A lack of mobility will no longer be an obstacle to getting on a bike for Parkes' elderly community or anyone else after a volunteer group has formed to bring a trishaw to the shire.
A trishaw is a light three-wheeled vehicle with pedals, a type of tricycle designed to carry passengers.
A community committee has formed to raise the finances to purchase a trishaw which will be used to take the residents from local aged care and residential homes on a leisurely ride and, as committee representative Peter Guppy put it, "to get some wind in their hair".
The committee is joining the Cycling Without Age (CWA) movement, a worldwide not-for-profit organisation which originated in Denmark in 2012 that connects people who are no longer able to ride themselves with their community and the outdoors by giving them free rides on trishaws piloted by volunteer cyclists.
The program promotes inclusion and positive interaction between aged residents and community members and their environment.
"It is a 100 per cent volunteer organisation that takes the elderly and less-abled citizens out for free bike rides," Peter said.

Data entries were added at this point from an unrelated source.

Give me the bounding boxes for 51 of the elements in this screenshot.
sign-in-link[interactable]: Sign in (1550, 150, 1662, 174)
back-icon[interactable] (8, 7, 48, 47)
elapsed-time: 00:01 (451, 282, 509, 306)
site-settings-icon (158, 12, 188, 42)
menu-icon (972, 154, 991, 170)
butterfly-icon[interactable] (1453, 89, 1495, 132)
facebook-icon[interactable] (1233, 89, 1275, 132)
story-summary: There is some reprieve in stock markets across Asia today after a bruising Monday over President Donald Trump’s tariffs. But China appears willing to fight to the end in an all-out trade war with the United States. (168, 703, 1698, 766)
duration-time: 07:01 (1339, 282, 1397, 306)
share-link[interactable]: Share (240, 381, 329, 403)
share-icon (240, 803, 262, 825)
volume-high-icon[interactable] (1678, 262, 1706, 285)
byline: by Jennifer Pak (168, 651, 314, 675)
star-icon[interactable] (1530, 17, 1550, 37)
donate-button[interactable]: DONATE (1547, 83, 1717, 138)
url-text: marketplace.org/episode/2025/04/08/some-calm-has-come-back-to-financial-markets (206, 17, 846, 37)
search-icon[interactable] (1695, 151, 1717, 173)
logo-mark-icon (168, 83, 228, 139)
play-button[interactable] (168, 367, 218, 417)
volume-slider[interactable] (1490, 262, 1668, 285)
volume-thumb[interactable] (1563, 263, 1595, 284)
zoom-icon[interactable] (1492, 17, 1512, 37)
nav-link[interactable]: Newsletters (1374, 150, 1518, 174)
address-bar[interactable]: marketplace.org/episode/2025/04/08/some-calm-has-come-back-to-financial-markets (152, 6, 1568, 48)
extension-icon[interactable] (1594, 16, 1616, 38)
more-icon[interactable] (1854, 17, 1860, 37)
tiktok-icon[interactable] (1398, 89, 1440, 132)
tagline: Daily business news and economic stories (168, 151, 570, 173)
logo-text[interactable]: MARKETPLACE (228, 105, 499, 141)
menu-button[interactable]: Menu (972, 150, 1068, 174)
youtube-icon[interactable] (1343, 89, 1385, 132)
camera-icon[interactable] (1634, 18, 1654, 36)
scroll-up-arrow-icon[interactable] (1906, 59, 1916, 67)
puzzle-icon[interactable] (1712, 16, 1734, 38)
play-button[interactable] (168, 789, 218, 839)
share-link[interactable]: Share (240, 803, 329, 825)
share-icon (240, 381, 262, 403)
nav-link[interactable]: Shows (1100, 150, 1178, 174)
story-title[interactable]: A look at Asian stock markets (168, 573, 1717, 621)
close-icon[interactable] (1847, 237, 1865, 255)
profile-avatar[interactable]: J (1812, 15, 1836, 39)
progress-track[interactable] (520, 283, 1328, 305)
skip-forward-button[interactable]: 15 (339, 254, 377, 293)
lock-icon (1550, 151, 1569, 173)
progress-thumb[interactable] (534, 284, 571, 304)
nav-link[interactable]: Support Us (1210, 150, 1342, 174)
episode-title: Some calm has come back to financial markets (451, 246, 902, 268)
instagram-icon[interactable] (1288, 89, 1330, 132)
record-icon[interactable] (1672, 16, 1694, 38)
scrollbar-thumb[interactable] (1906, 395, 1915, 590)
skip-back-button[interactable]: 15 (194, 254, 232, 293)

"This program has grown rapidly throughout the world and is now represented in 37 countries with more than 1100 chapter locations.
"The elderly often experience a loss of mobility leading to social isolation, loneliness and depression.
"Cycling Without Age provides the elderly and less-abled with an opportunity to remain an active part of society and to experience life beyond the confines of their residence or nursing home.
"The idea of Cycling Without Age is simple and the effects are profound."
There are also plans for the trishaw to visit the neighbouring towns of Forbes and Cowra - on Sunday the Forbes Rotary Club will host a visit from 10am at the Jemalong Residential Village, and a main street demonstration will take place in Cowra on Monday, April 12 from 10am-2pm.